The offer price represents a premium of 18.2% of the closing price of ADS on June 25, 2017, the last trading day before the Company received the proposal for going private. The Company's Board of Directors have unanimously approved the agreement after the Special Committee formed by the Board evaluated, negotiated the terms, and recommended the deal with the help of financial and legal advisors. The deal is expected to close in Q1 2018 subject to regulatory and shareholders' approvals and other closing conditions.
The deal needs the approval of at least two-thirds of JASO's shareholders' voting in favor of the agreement to be completed. The investor consortium, including the Rollover Shareholders, represent approximately 25.7% voting rights have already agreed to vote in favor of the deal.
Once the merger is completed, JASO's merged entity will become a private company and all JASO's shares will no longer be listed on the NASDAQ Exchange.
About JA Solar Holdings Co., Ltd
Beijing, China based JASO is a leading manufacturer of high-performance solar power products. The Company was founded in May 2005 and publicly listed on the NASDAQ in February 2007. The Company sells its products to solar manufacturers worldwide, who assemble and integrate solar cells into modules and systems that convert sunlight into electricity for residential, commercial, and utility-scale power generation. The Company distributes its products under its own brand and produces on behalf of its clients. JASO has production facilities at Shanghai, Hebei, Jiangsu, and Anhui provinces in China as well as in Penang, Malaysia and Hanoi, Vietnam.

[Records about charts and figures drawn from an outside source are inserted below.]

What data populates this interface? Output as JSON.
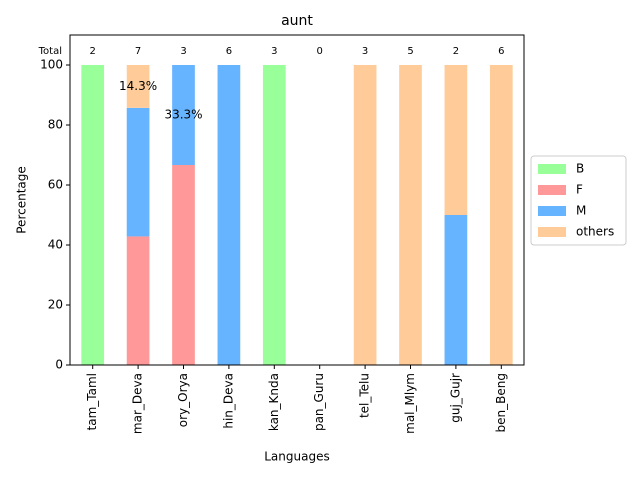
{
  "chart_data": {
    "type": "stacked_bar",
    "title": "aunt",
    "xlabel": "Languages",
    "ylabel": "Percentage",
    "categories": [
      "tam_Taml",
      "mar_Deva",
      "ory_Orya",
      "hin_Deva",
      "kan_Knda",
      "pan_Guru",
      "tel_Telu",
      "mal_Mlym",
      "guj_Gujr",
      "ben_Beng"
    ],
    "series": [
      {
        "name": "B",
        "color": "#99ff99",
        "values": [
          100,
          0,
          0,
          0,
          100,
          0,
          0,
          0,
          0,
          0
        ]
      },
      {
        "name": "F",
        "color": "#ff9999",
        "values": [
          0,
          42.857,
          66.667,
          0,
          0,
          0,
          0,
          0,
          0,
          0
        ]
      },
      {
        "name": "M",
        "color": "#66b3ff",
        "values": [
          0,
          42.857,
          33.333,
          100,
          0,
          0,
          0,
          0,
          50,
          0
        ],
        "value_labels": [
          null,
          null,
          "33.3%",
          null,
          null,
          null,
          null,
          null,
          null,
          null
        ]
      },
      {
        "name": "others",
        "color": "#ffcc99",
        "values": [
          0,
          14.286,
          0,
          0,
          0,
          0,
          100,
          100,
          50,
          100
        ],
        "value_labels": [
          null,
          "14.3%",
          null,
          null,
          null,
          null,
          null,
          null,
          null,
          null
        ]
      }
    ],
    "totals": {
      "label": "Total",
      "values": [
        2,
        7,
        3,
        6,
        3,
        0,
        3,
        5,
        2,
        6
      ]
    },
    "ylim": [
      0,
      110
    ],
    "yticks": [
      0,
      20,
      40,
      60,
      80,
      100
    ],
    "legend": "right"
  }
}
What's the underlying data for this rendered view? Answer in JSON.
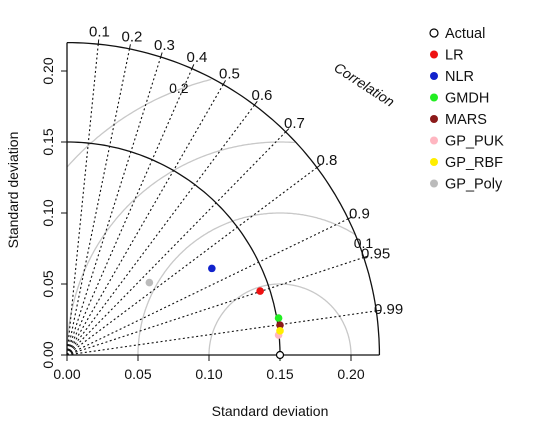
{
  "chart_data": {
    "type": "scatter",
    "subtype": "taylor-diagram",
    "title": "",
    "xlabel": "Standard deviation",
    "ylabel": "Standard deviation",
    "correlation_label": "Correlation",
    "xlim": [
      0,
      0.22
    ],
    "ylim": [
      0,
      0.22
    ],
    "x_ticks": [
      "0.00",
      "0.05",
      "0.10",
      "0.15",
      "0.20"
    ],
    "y_ticks": [
      "0.00",
      "0.05",
      "0.10",
      "0.15",
      "0.20"
    ],
    "reference_sd": 0.15,
    "correlation_ticks": [
      "0.1",
      "0.2",
      "0.3",
      "0.4",
      "0.5",
      "0.6",
      "0.7",
      "0.8",
      "0.9",
      "0.95",
      "0.99"
    ],
    "correlation_lines": [
      0.1,
      0.2,
      0.3,
      0.4,
      0.5,
      0.6,
      0.7,
      0.8,
      0.9,
      0.95,
      0.99
    ],
    "rms_contours": [
      {
        "radius": 0.05,
        "label": ""
      },
      {
        "radius": 0.1,
        "label": "0.1"
      },
      {
        "radius": 0.15,
        "label": ""
      },
      {
        "radius": 0.2,
        "label": "0.2"
      }
    ],
    "legend_position": "right",
    "series": [
      {
        "name": "Actual",
        "color": "#000000",
        "marker": "open-circle",
        "x": 0.15,
        "y": 0.0
      },
      {
        "name": "LR",
        "color": "#ee1111",
        "marker": "dot",
        "x": 0.136,
        "y": 0.045
      },
      {
        "name": "NLR",
        "color": "#1122cc",
        "marker": "dot",
        "x": 0.102,
        "y": 0.061
      },
      {
        "name": "GMDH",
        "color": "#22ee22",
        "marker": "dot",
        "x": 0.149,
        "y": 0.026
      },
      {
        "name": "MARS",
        "color": "#8b1a1a",
        "marker": "dot",
        "x": 0.15,
        "y": 0.021
      },
      {
        "name": "GP_PUK",
        "color": "#ffb6c1",
        "marker": "dot",
        "x": 0.149,
        "y": 0.014
      },
      {
        "name": "GP_RBF",
        "color": "#ffee00",
        "marker": "dot",
        "x": 0.15,
        "y": 0.017
      },
      {
        "name": "GP_Poly",
        "color": "#bbbbbb",
        "marker": "dot",
        "x": 0.058,
        "y": 0.051
      }
    ]
  }
}
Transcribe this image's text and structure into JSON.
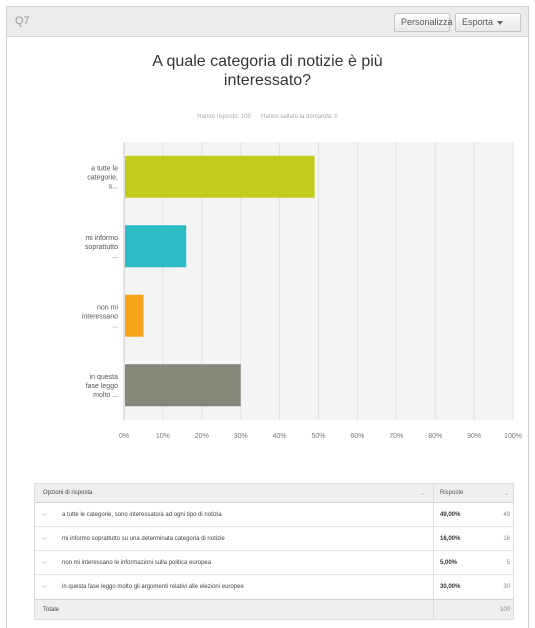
{
  "toolbar": {
    "question_code": "Q7",
    "personalize_label": "Personalizza",
    "export_label": "Esporta"
  },
  "chart_data": {
    "type": "bar",
    "orientation": "horizontal",
    "title": "A quale categoria di notizie è più interessato?",
    "subtitle_answered": "Hanno risposto: 100",
    "subtitle_skipped": "Hanno saltato la domanda: 0",
    "categories": [
      "a tutte le categorie, s...",
      "mi informo soprattutto ...",
      "non mi interessano ...",
      "in questa fase leggo molto ..."
    ],
    "values": [
      49,
      16,
      5,
      30
    ],
    "colors": [
      "#c3cc1d",
      "#2dbcc3",
      "#f5a31a",
      "#85857a"
    ],
    "xlim": [
      0,
      100
    ],
    "ticks": [
      0,
      10,
      20,
      30,
      40,
      50,
      60,
      70,
      80,
      90,
      100
    ],
    "tick_labels": [
      "0%",
      "10%",
      "20%",
      "30%",
      "40%",
      "50%",
      "60%",
      "70%",
      "80%",
      "90%",
      "100%"
    ],
    "grid": true
  },
  "table": {
    "header_option": "Opzioni di risposta",
    "header_responses": "Risposte",
    "rows": [
      {
        "text": "a tutte le categorie, sono interessato/a ad ogni tipo di notizia",
        "pct": "49,00%",
        "count": "49"
      },
      {
        "text": "mi informo soprattutto su una determinata categoria di notizie",
        "pct": "16,00%",
        "count": "16"
      },
      {
        "text": "non mi interessano le informazioni sulla politica europea",
        "pct": "5,00%",
        "count": "5"
      },
      {
        "text": "in questa fase leggo molto gli argomenti relativi alle elezioni europee",
        "pct": "30,00%",
        "count": "30"
      }
    ],
    "total_label": "Totale",
    "total_count": "100"
  }
}
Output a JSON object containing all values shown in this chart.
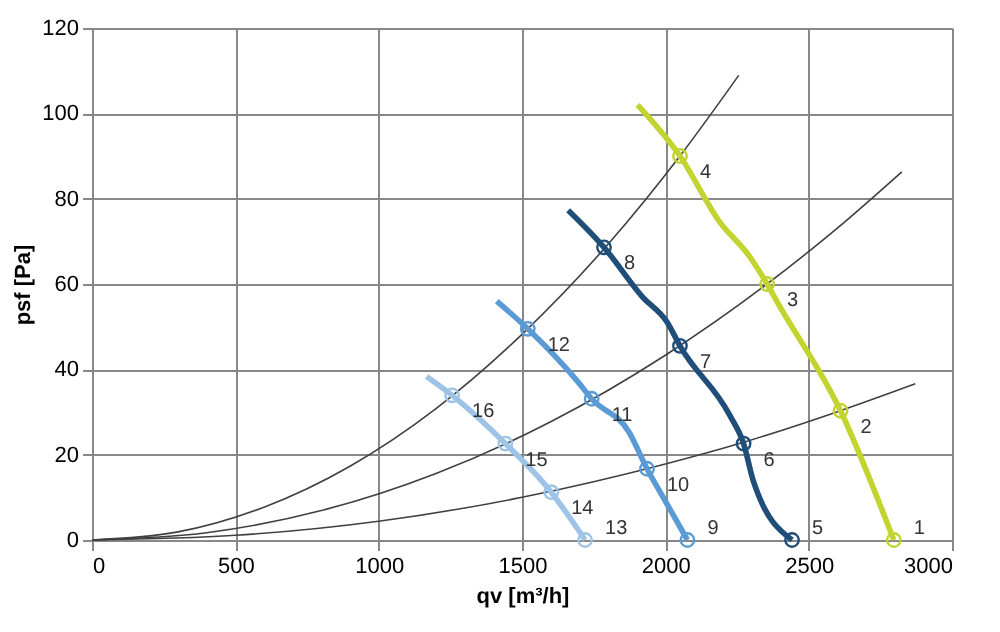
{
  "chart_data": {
    "type": "line",
    "xlabel": "qv [m³/h]",
    "ylabel": "psf [Pa]",
    "xlim": [
      0,
      3000
    ],
    "ylim": [
      0,
      120
    ],
    "xticks": [
      0,
      500,
      1000,
      1500,
      2000,
      2500,
      3000
    ],
    "yticks": [
      0,
      20,
      40,
      60,
      80,
      100,
      120
    ],
    "grid": true,
    "line_style": "solid",
    "marker": "none",
    "series": [
      {
        "color": "#404040",
        "x": [
          0,
          300,
          600,
          900,
          1200,
          1500,
          1800,
          2051,
          2256
        ],
        "values": [
          0,
          1.9,
          7.7,
          17.3,
          30.8,
          48.2,
          69.3,
          90,
          108.9
        ]
      },
      {
        "color": "#404040",
        "x": [
          0,
          400,
          800,
          1200,
          1600,
          2000,
          2355,
          2600,
          2825
        ],
        "values": [
          0,
          1.7,
          6.9,
          15.6,
          27.7,
          43.3,
          60,
          73.1,
          86.3
        ]
      },
      {
        "color": "#404040",
        "x": [
          0,
          500,
          1000,
          1500,
          2000,
          2273,
          2611,
          2872
        ],
        "values": [
          0,
          1.1,
          4.4,
          10,
          17.8,
          22.9,
          30.3,
          36.6
        ]
      },
      {
        "color": "#c3d32f",
        "x": [
          1903,
          2051,
          2190,
          2291,
          2355,
          2390,
          2611,
          2797
        ],
        "values": [
          102,
          90,
          74.5,
          66.7,
          60,
          55.8,
          30.3,
          0
        ]
      },
      {
        "color": "#1f4e79",
        "x": [
          1661,
          1786,
          1920,
          2007,
          2051,
          2225,
          2273,
          2308,
          2442
        ],
        "values": [
          77.3,
          68.6,
          57,
          51,
          45.5,
          29.2,
          22.6,
          13.6,
          0
        ]
      },
      {
        "color": "#5b9bd5",
        "x": [
          1412,
          1520,
          1696,
          1743,
          1873,
          1936,
          2002,
          2077
        ],
        "values": [
          56,
          49.5,
          37,
          33.1,
          25.3,
          16.7,
          8.9,
          0
        ]
      },
      {
        "color": "#9dc3e6",
        "x": [
          1167,
          1256,
          1442,
          1602,
          1661,
          1720
        ],
        "values": [
          38.3,
          33.9,
          22.6,
          11.2,
          5.8,
          0
        ]
      },
      {
        "type": "scatter",
        "marker": "circle",
        "x": [
          2797,
          2611,
          2355,
          2051,
          2442,
          2273,
          2051,
          1786,
          2077,
          1936,
          1743,
          1520,
          1720,
          1602,
          1442,
          1256
        ],
        "values": [
          0,
          30.3,
          60,
          90,
          0,
          22.6,
          45.5,
          68.6,
          0,
          16.7,
          33.1,
          49.5,
          0,
          11.2,
          22.6,
          33.9
        ],
        "colors": [
          "#c3d32f",
          "#c3d32f",
          "#c3d32f",
          "#c3d32f",
          "#1f4e79",
          "#1f4e79",
          "#1f4e79",
          "#1f4e79",
          "#5b9bd5",
          "#5b9bd5",
          "#5b9bd5",
          "#5b9bd5",
          "#9dc3e6",
          "#9dc3e6",
          "#9dc3e6",
          "#9dc3e6"
        ]
      }
    ],
    "annotations": [
      {
        "text": "1",
        "x": 2797,
        "y": 0
      },
      {
        "text": "2",
        "x": 2611,
        "y": 30.3
      },
      {
        "text": "3",
        "x": 2355,
        "y": 60
      },
      {
        "text": "4",
        "x": 2051,
        "y": 90
      },
      {
        "text": "5",
        "x": 2442,
        "y": 0
      },
      {
        "text": "6",
        "x": 2273,
        "y": 22.6
      },
      {
        "text": "7",
        "x": 2051,
        "y": 45.5
      },
      {
        "text": "8",
        "x": 1786,
        "y": 68.6
      },
      {
        "text": "9",
        "x": 2077,
        "y": 0
      },
      {
        "text": "10",
        "x": 1936,
        "y": 16.7
      },
      {
        "text": "11",
        "x": 1743,
        "y": 33.1
      },
      {
        "text": "12",
        "x": 1520,
        "y": 49.5
      },
      {
        "text": "13",
        "x": 1720,
        "y": 0
      },
      {
        "text": "14",
        "x": 1602,
        "y": 11.2
      },
      {
        "text": "15",
        "x": 1442,
        "y": 22.6
      },
      {
        "text": "16",
        "x": 1256,
        "y": 33.9
      }
    ]
  }
}
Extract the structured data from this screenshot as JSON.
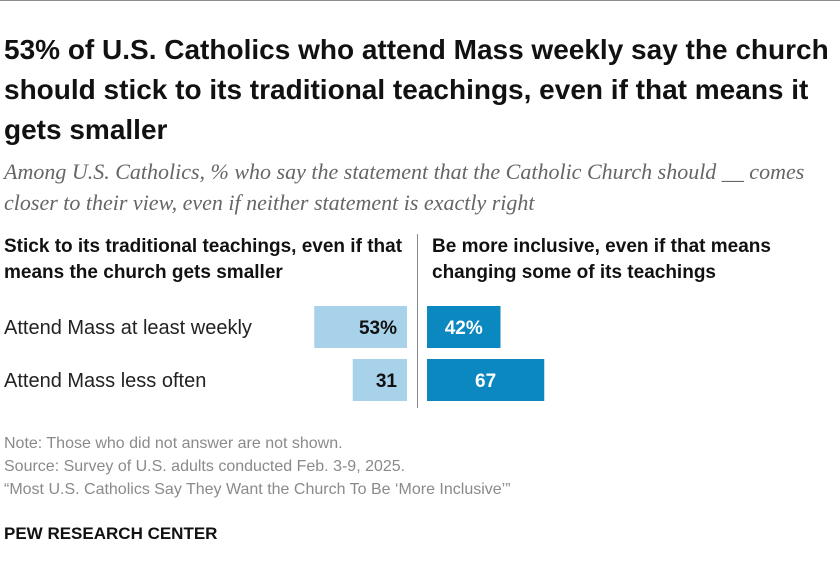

For FY16, the Company shipped 5.2 GW of solar power products
Last Close Stock Review
On Tuesday, November 21, 2017, the stock closed the trading session at $7.47, marginally climbing 0.27% from its previous closing price of $7.45. A total volume of 704.73 thousand shares have exchanged hands. JA Solar's stock price soared 18.01% in the last three months, 7.48% in the past six months, and 41.48% in the previous twelve months. Furthermore, since the start of the year, shares of the Company have skyrocketed 56.93%. The stock is trading at a PE ratio of 4.59. At Tuesday's closing price, the stock's net capitalization stands at $327.11 million.